Bill Gross says capitalism, like the Sun, is dying - except it will take less than 5 billion years to blow up
In his latest investment outlook, Bill Gross writes about how the sun will eventually swallow the Earth whole instead of nurture life.
Which, it seems, is sort like what has happened to capitalism, just at a faster rate. First helpful, then harmful.
Here's Gross (emphasis ours):
Our Sun - a rather tiny star in the galaxial scheme of things - seems inexhaustible. But 5 billion years from now, it will swallow, instead of nurture the Earth as it burns itself out - first contracting, then expanding like a flaming candle turned firecracker. Not to worry though. We won't be around. It's not that we are beyond worrying; it's that our lives are much shorter and we needn't think much about it... Capitalistic initiative married to an ever expanding supply of available credit has facilitated economic prosperity much like the Sun has been the supply center for energy/ food and life's sustenance. But now with quantitative easing and negative interest rates, the concept of nurturing credit seems to have morphed into something destructive as opposed to growth enhancing. Our global, credit based economic system appears to be in the process of devolving from a production oriented model to one which recycles finance for the benefit of financiers. Making money on money seems to be the system's flickering objective.
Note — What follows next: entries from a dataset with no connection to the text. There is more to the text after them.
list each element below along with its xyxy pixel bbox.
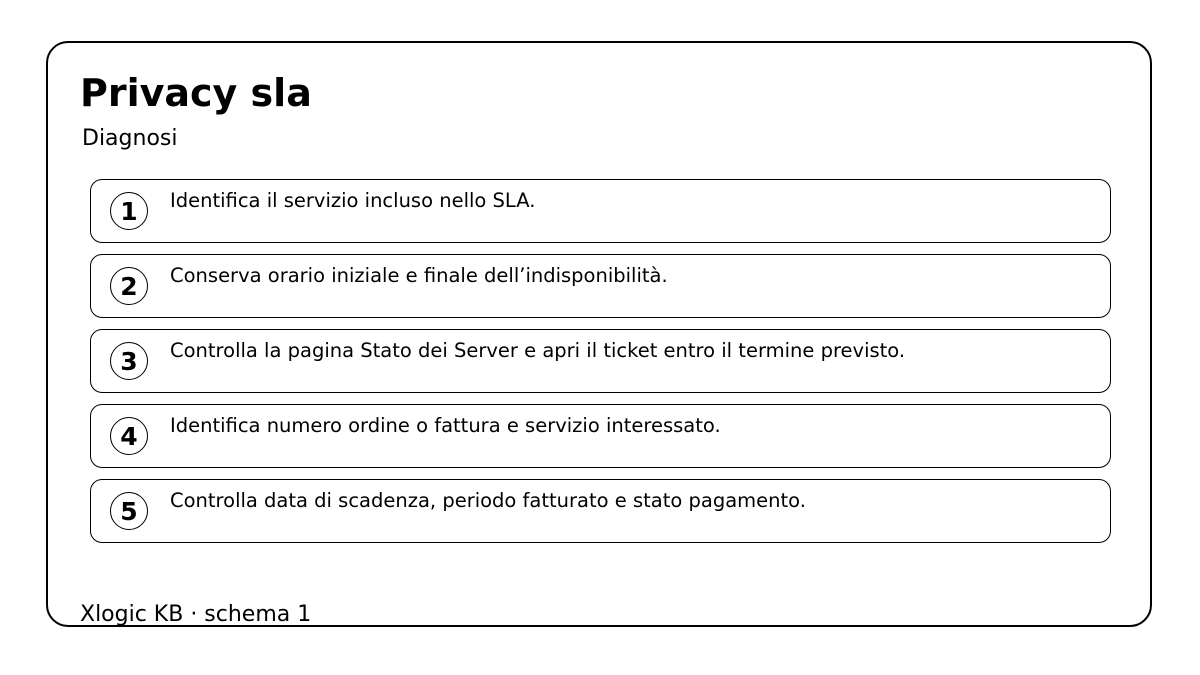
diagram-footer: Xlogic KB · schema 1	[80, 602, 312, 627]
diagram-title: Privacy sla	[80, 71, 312, 115]
step-box-3	[90, 329, 1111, 393]
step-box-2	[90, 254, 1111, 318]
step-number-badge: 2	[110, 267, 148, 305]
step-number-badge: 3	[110, 342, 148, 380]
step-box-4	[90, 404, 1111, 468]
step-box-1	[90, 179, 1111, 243]
diagram-subtitle: Diagnosi	[82, 126, 178, 151]
step-text: Conserva orario iniziale e finale dell’indisponibilità.	[170, 264, 668, 287]
step-number-badge: 5	[110, 492, 148, 530]
step-text: Controlla la pagina Stato dei Server e apri il ticket entro il termine previsto.	[170, 339, 906, 362]
step-text: Controlla data di scadenza, periodo fatturato e stato pagamento.	[170, 489, 806, 512]
step-number-badge: 4	[110, 417, 148, 455]
step-number-badge: 1	[110, 192, 148, 230]
step-text: Identifica il servizio incluso nello SLA.	[170, 189, 536, 212]
step-box-5	[90, 479, 1111, 543]
step-text: Identifica numero ordine o fattura e servizio interessato.	[170, 414, 721, 437]
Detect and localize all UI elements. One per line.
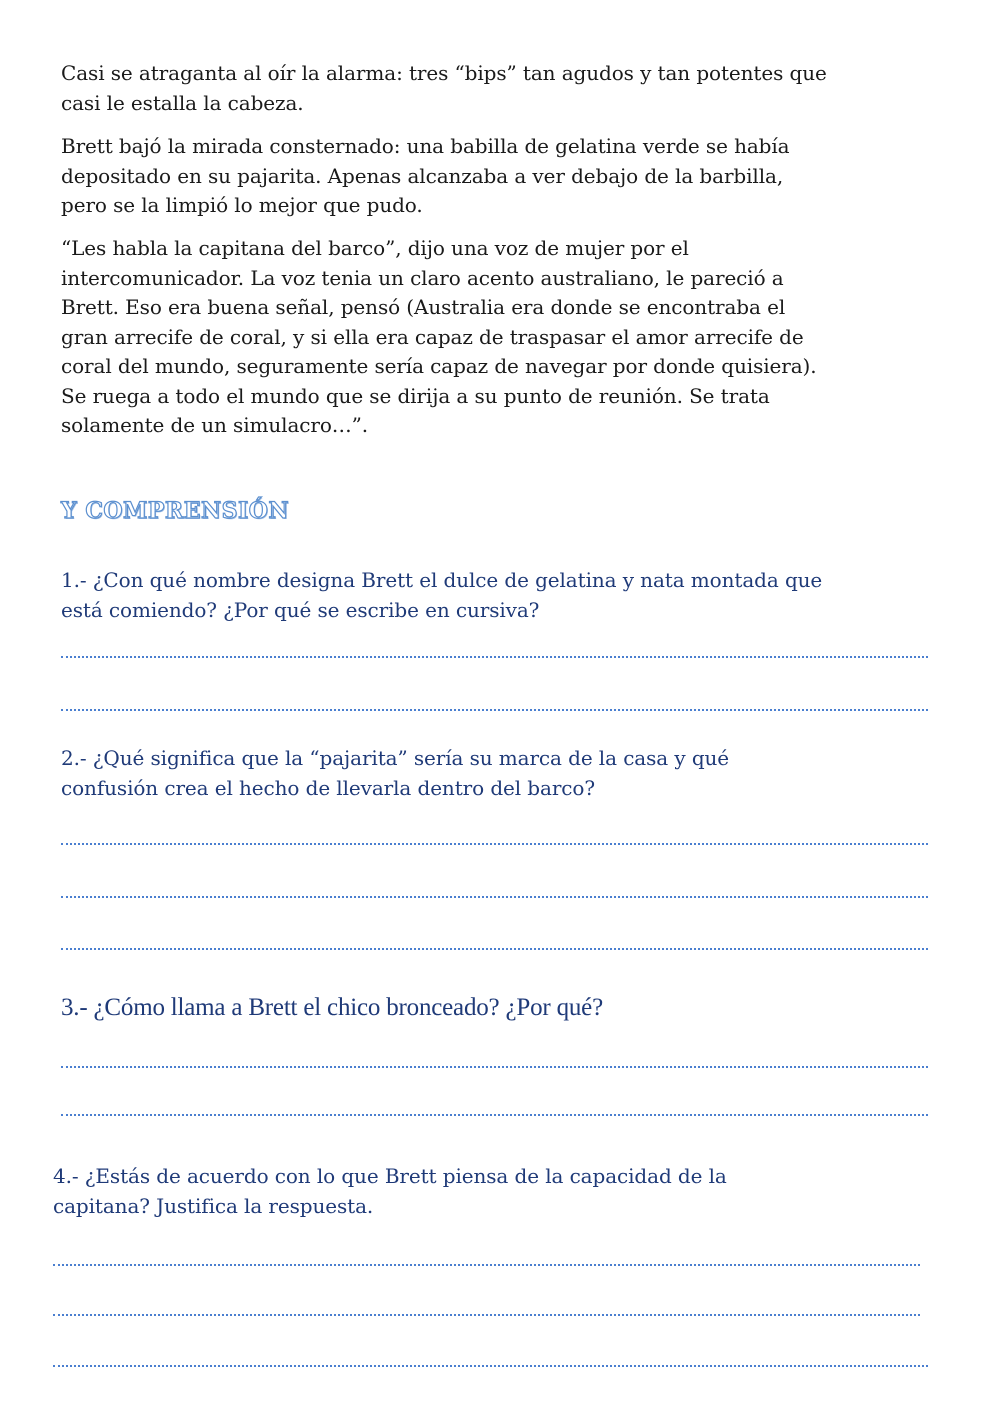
question-4: 4.- ¿Estás de acuerdo con lo que Brett piensa de la capacidad de la capitana? Justifica la respuesta. xyxy=(53,1164,727,1218)
question-3: 3.- ¿Cómo llama a Brett el chico bronceado? ¿Por qué? xyxy=(61,994,603,1021)
answer-line-q2-2[interactable] xyxy=(61,896,928,898)
answer-line-q2-1[interactable] xyxy=(61,843,928,845)
answer-line-q4-1[interactable] xyxy=(53,1264,920,1266)
answer-line-q3-2[interactable] xyxy=(61,1114,928,1116)
story-paragraph-1: Casi se atraganta al oír la alarma: tres “bips” tan agudos y tan potentes que casi le estalla la cabeza. xyxy=(61,61,827,115)
story-paragraph-2: Brett bajó la mirada consternado: una babilla de gelatina verde se había depositado en su pajarita. Apenas alcanzaba a ver debajo de la barbilla, pero se la limpió lo mejor que pudo. xyxy=(61,134,790,217)
answer-line-q4-2[interactable] xyxy=(53,1314,920,1316)
question-2: 2.- ¿Qué significa que la “pajarita” sería su marca de la casa y qué confusión crea el hecho de llevarla dentro del barco? xyxy=(61,746,730,800)
answer-line-q2-3[interactable] xyxy=(61,948,928,950)
answer-line-q1-1[interactable] xyxy=(61,656,928,658)
section-heading: Y COMPRENSIÓN xyxy=(61,498,290,524)
answer-line-q1-2[interactable] xyxy=(61,709,928,711)
answer-line-q3-1[interactable] xyxy=(61,1066,928,1068)
answer-line-q4-3[interactable] xyxy=(53,1365,928,1367)
question-1: 1.- ¿Con qué nombre designa Brett el dulce de gelatina y nata montada que está comiendo? ¿Por qué se escribe en cursiva? xyxy=(61,568,823,622)
story-paragraph-3: “Les habla la capitana del barco”, dijo una voz de mujer por el intercomunicador. La voz tenia un claro acento australiano, le pareció a Brett. Eso era buena señal, pensó (Australia era donde se encontraba el gran arrecife de coral, y si ella era capaz de traspasar el amor arrecife de coral del mundo, seguramente sería capaz de navegar por donde quisiera). Se ruega a todo el mundo que se dirija a su punto de reunión. Se trata solamente de un simulacro…”. xyxy=(61,236,817,437)
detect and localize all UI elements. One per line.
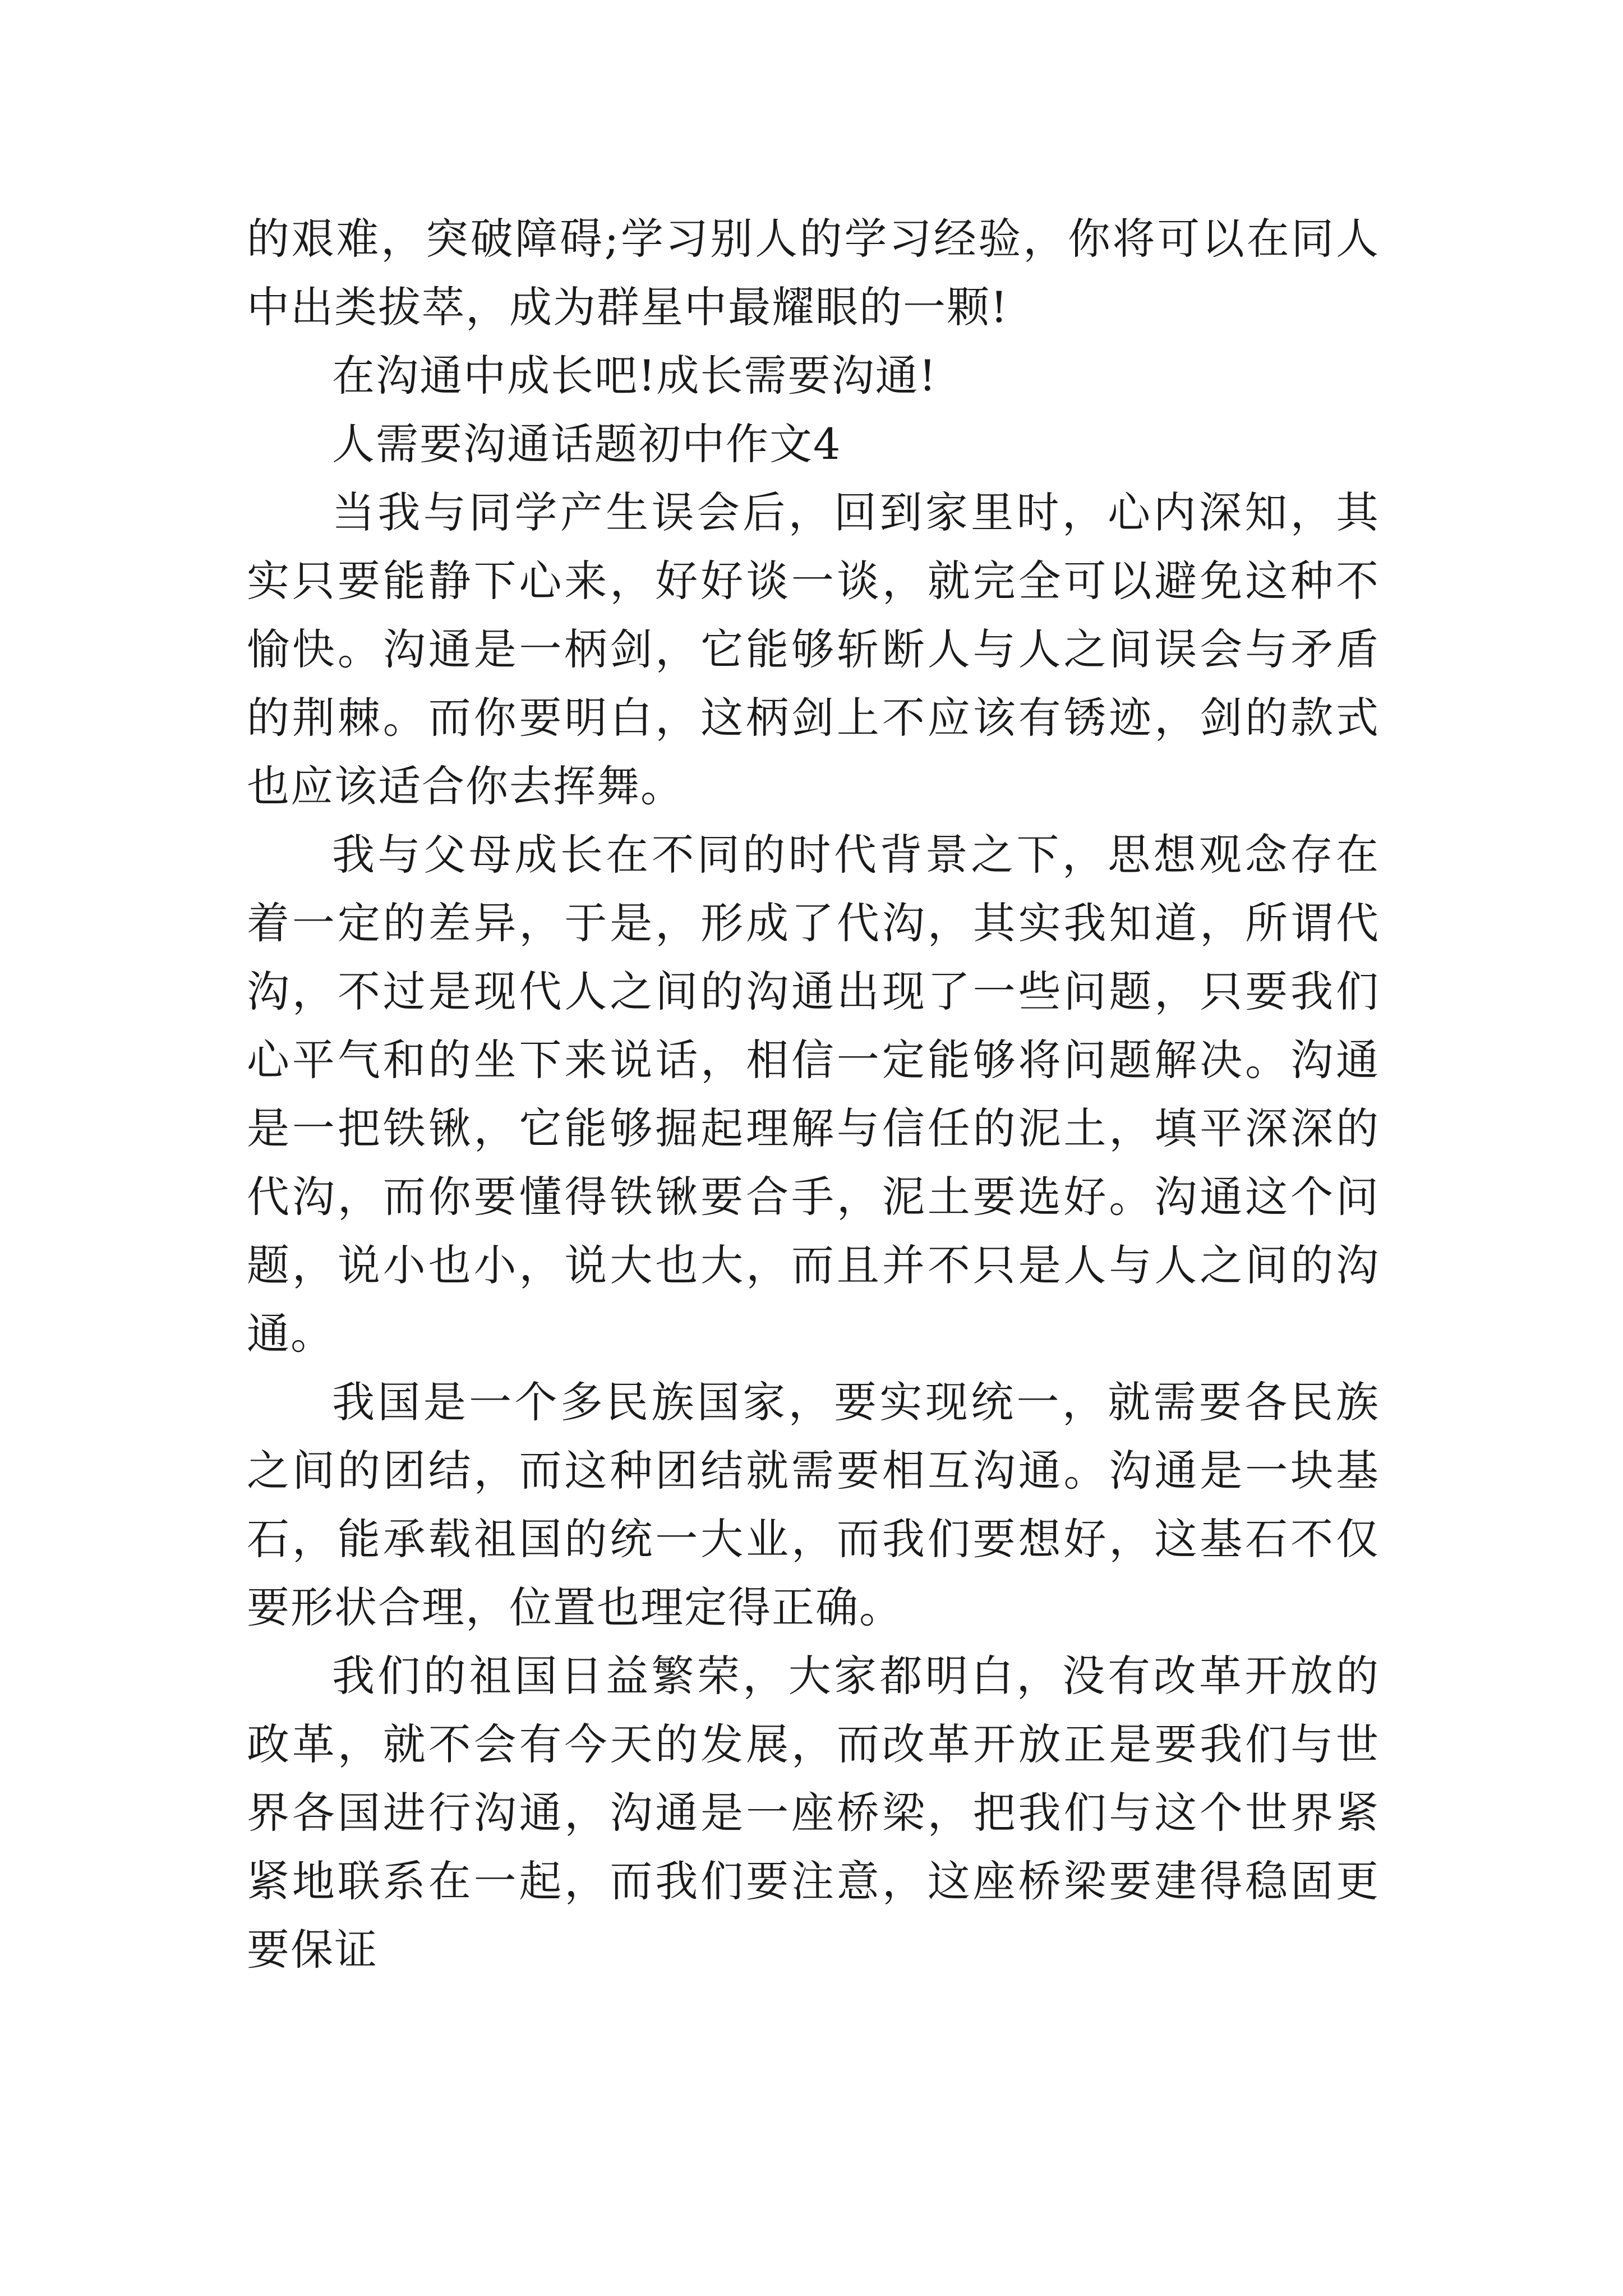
essay-body xyxy=(247,205,1380,1984)
paragraph-continuation: 的艰难，突破障碍;学习别人的学习经验，你将可以在同人中出类拔萃，成为群星中最耀眼的一颗! xyxy=(247,214,1380,332)
essay-heading: 人需要沟通话题初中作文4 xyxy=(332,419,842,469)
paragraph-national-unity: 我国是一个多民族国家，要实现统一，就需要各民族之间的团结，而这种团结就需要相互沟通。沟通是一块基石，能承载祖国的统一大业，而我们要想好，这基石不仅要形状合理，位置也理定得正确。 xyxy=(247,1377,1380,1632)
paragraph-misunderstanding: 当我与同学产生误会后，回到家里时，心内深知，其实只要能静下心来，好好谈一谈，就完全可以避免这种不愉快。沟通是一柄剑，它能够斩断人与人之间误会与矛盾的荆棘。而你要明白，这柄剑上不应该有锈迹，剑的款式也应该适合你去挥舞。 xyxy=(247,487,1380,811)
paragraph-reform-opening: 我们的祖国日益繁荣，大家都明白，没有改革开放的政革，就不会有今天的发展，而改革开放正是要我们与世界各国进行沟通，沟通是一座桥梁，把我们与这个世界紧紧地联系在一起，而我们要注意，这座桥梁要建得稳固更要保证 xyxy=(247,1651,1380,1975)
paragraph-generation-gap: 我与父母成长在不同的时代背景之下，思想观念存在着一定的差异，于是，形成了代沟，其实我知道，所谓代沟，不过是现代人之间的沟通出现了一些问题，只要我们心平气和的坐下来说话，相信一定能够将问题解决。沟通是一把铁锹，它能够掘起理解与信任的泥土，填平深深的代沟，而你要懂得铁锹要合手，泥土要选好。沟通这个问题，说小也小，说大也大，而且并不只是人与人之间的沟通。 xyxy=(247,830,1380,1359)
paragraph-closing-line: 在沟通中成长吧!成长需要沟通! xyxy=(332,351,938,401)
Our global financed-based economy is becoming increasingly dormant, not because people don't want to work or technology isn't producing better things, but because finance itself is burning out like our future Sun.
Always uplifting reading from Gross.
But so the broader argument is that our economy has expanded only on credit - or borrowed money - over the last 50 years or so and the capacity for additional borrowing seems to be drying up.
In other words, the economy is exhausted.
As for what investors should do, Gross thinks the key is keeping durations short and, in order to amplify returns, borrow money to get there.
Gross again:
The advice about borrowing at low yields above obviously has to be matched with investments that are less volatile and least affected by the evolving changes of our monetary system. But it can be done. Closed end funds at deep discounts, highly certain acquisition arbitrage stocks, as well as volatility sales at tails are general examples.
The Sun still comes up every morning but at different times according to the season. Summer, for our credit based financial system, is past and a shorter winter-like solstice is in our future. Be prepared for change.